There's so much to say that I don't know where, or if, I'll begin. For now, I'll just say this: one of the most haunting, original, and brilliant noveThere's so much to say that I don't know where, or if, I'll begin. For now, I'll just say this: one of the most haunting, original, and brilliant novels I've ever read.
*
"We were not meant for this world. Let us go home." -- a quotation from the only pages of Station Eleven we see.
Also, the marker that reminds me that, although I cried along the way, this is one of the only books that concluded with me bursting dramatically into tears.
Station Eleven moved me more deeply and intensely than any book has, perhaps ever. Emily St John Mandel has created a book that now, after reading it, I will always think about the following things differently: aeroplanes, airports, smartphones, phone lines, and flu.
This book also convinced me that I was getting flu for the first time in my life. A public safety warning for anyone who hasn't read it.
I put off reading it for so long because I was convinced it would be a plucky survivor's story set in a post-apocalyptic world. It's not, it's really not. In fact, it's not to the point where, if I'm assessing it critically, I did feel that it could surprisingly have done with more of it (!); I'd prefer to have read a chapter about V's escape from Connecticut on a bicycle, or Javeen's future wife, Daria, and the staff of McKinley Stevenson Davis, who survive simply because they had the luck to go out of town to a team building camp in the middle of nowhere. I loathe team building events, and the book maybe made me rethink that, too.
(No, but seriously. Would it be better to survive with your workmates? At least you have some semblance of community and a support system, unlike swathes of the population like Kirsten, whose family disappears except for her brother, who dies by cutting himself on a needle and joins a feral gang. Or worse? You lose your family - I mean, there's a chance they are among the 0.4% of the world's population still living, but that's extremely unlikely and, even so, you will never see them again - and instead you're stuck with a bunch of people that you probably don't like and were thrown together by chance.)

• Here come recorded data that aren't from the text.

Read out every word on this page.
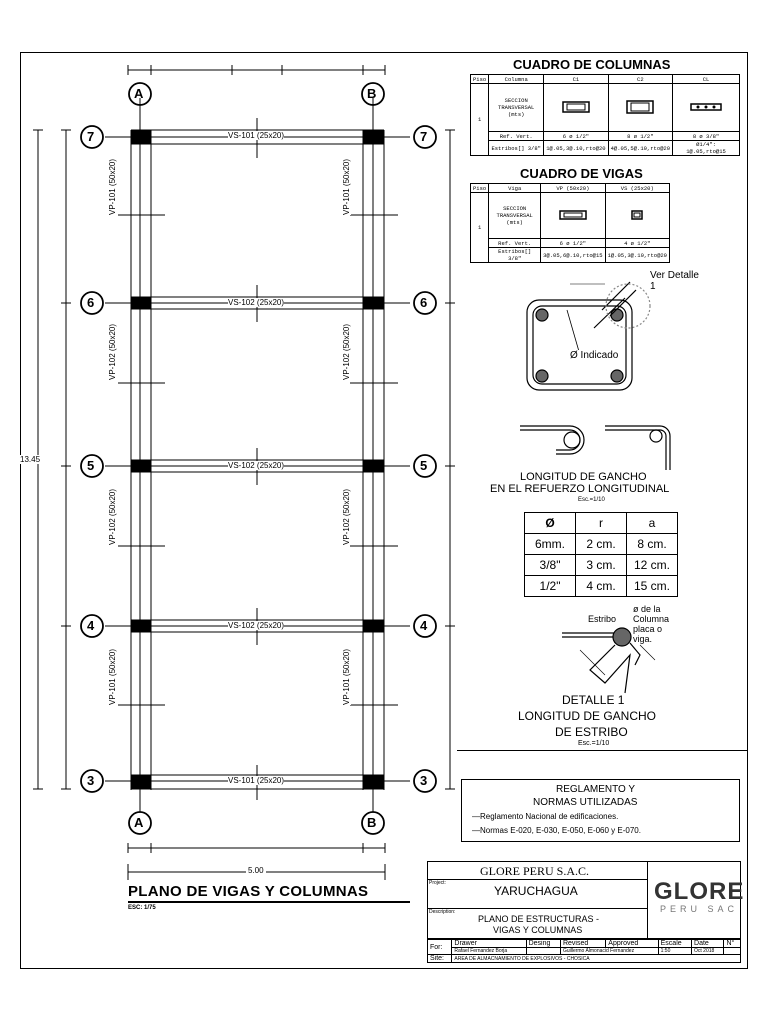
A	B
A	B
7
6
5
4
3
7
6
5
4
3
VS-101 (25x20)
VS-102 (25x20)
VS-102 (25x20)
VS-102 (25x20)
VS-101 (25x20)
VP-101 (50x20)
VP-102 (50x20)
VP-102 (50x20)
VP-101 (50x20)
VP-101 (50x20)
VP-102 (50x20)
VP-102 (50x20)
VP-101 (50x20)
13.45
5.00
PLANO DE VIGAS Y COLUMNAS
ESC: 1/75
CUADRO DE COLUMNAS
Piso	Columna	C1	C2	CL
1	SECCION TRANSVERSAL (mts)			
	Ref. Vert.	6 ø 1/2"	8 ø 1/2"	8 ø 3/8"
	Estribos[] 3/8"	1@.05,3@.10,rto@20	4@.05,5@.10,rto@20	Ø1/4": 1@.05,rto@15
CUADRO DE VIGAS
Piso	Viga	VP (50x20)	VS (25x20)
1	SECCION TRANSVERSAL (mts)		
	Ref. Vert.	6 ø 1/2"	4 ø 1/2"
	Estribos[] 3/8"	3@.05,6@.10,rto@15	1@.05,3@.10,rto@20
Ver Detalle 1
Ø Indicado
LONGITUD DE GANCHO
EN EL REFUERZO LONGITUDINAL
Esc.=1/10
Ø	r	a
6mm.	2 cm.	8 cm.
3/8"	3 cm.	12 cm.
1/2"	4 cm.	15 cm.
Estribo
ø de la Columna placa o viga.
DETALLE 1
LONGITUD DE GANCHO
DE ESTRIBO
Esc.=1/10
REGLAMENTO Y
NORMAS UTILIZADAS
—Reglamento Nacional de edificaciones.
—Normas E-020, E-030, E-050, E-060 y E-070.
GLORE PERU S.A.C.
Project:
YARUCHAGUA
Description:
PLANO DE ESTRUCTURAS -
VIGAS Y COLUMNAS
GLORE
PERU SAC
For:	Drawer	Desing	Revised	Approved	Escale	Date	N°
	Rafael Fernandez Borja		Guillermo Almonacid Fernandez		1:50	Oct 2018	
Site:	AREA DE ALMACNAMIENTO DE EXPLOSIVOS - CHOSICA						
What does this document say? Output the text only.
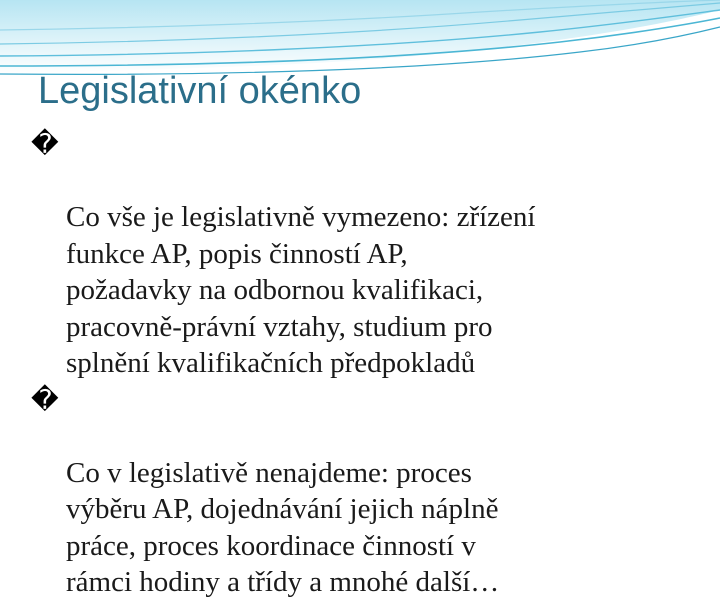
Legislativní okénko

�

Co vše je legislativně vymezeno: zřízení
funkce AP, popis činností AP,
požadavky na odbornou kvalifikaci,
pracovně-právní vztahy, studium pro
splnění kvalifikačních předpokladů

�

Co v legislativě nenajdeme: proces
výběru AP, dojednávání jejich náplně
práce, proces koordinace činností v
rámci hodiny a třídy a mnohé další…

This book does grief brilliantly. I say that as someone who resists grief narratives because they seem too - pat? easy? But Mandel does something amazing here, and induced me to mourn the world, and to feel genuinely grateful with my surroundings. That sounds so twee, I know, but what makes this book work so well is that it doesn't feel moralistic (at least, not to me). It's what she gets out of the smallest things in this world. Let's talk about the best scene in the novel: the airport scene.
Clark is stranded in an airport. He assumes someone will come. Nobody comes. He tries to stay sane from reading work reports, but can only obsess over how many of those people are now dead. He tries to talk (in his head) to his boyfriend, and imagines that it will be like all the other mundane crises where they eventually become "unstranded". His boyfriend's voice grows dimmer every day. He watches the decline and collapse of society on the airport's TV: looted malls, anchors falling asleep or bursting into tears as they describe the havoc, and how the word apocalypse gradually creeps into televised discussion. On some channels, they announce that they are letting their staff go home to be with their families. Another channel randomly switches over to America's Got Talent, and everyone just sits there and watches it. Well, what else is there to do?
What made this book really stand out for me was the feeling of existential despair. That might seem overly pessimistic given what people have described (rightly) as the tender tone of the novel. But a hundred of little moments stuck out when I tried to evaluate if I found it optimistic. On the first night of the end of the world, Javeen is at a production of King Lear with his girlfriend, Laura. After getting a tipoff from one of his doctor friends (who tends to patient zero in one of the creepiest vignettes I've ever read - and it's all reported speech!), he decides to get Laura and his disabled brother, Frank, and get out of Toronto. His doctor friend calls back: it's worse than they thought. Knowing he won't be able to leave Toronto tonight, Javeen instead leaves Laura behind and goes to Frank alone. It's not underlined by Mandel, but that's what happens at the end of the world. You hold onto what, and who, you can't live without, and that will probably be less than you thought.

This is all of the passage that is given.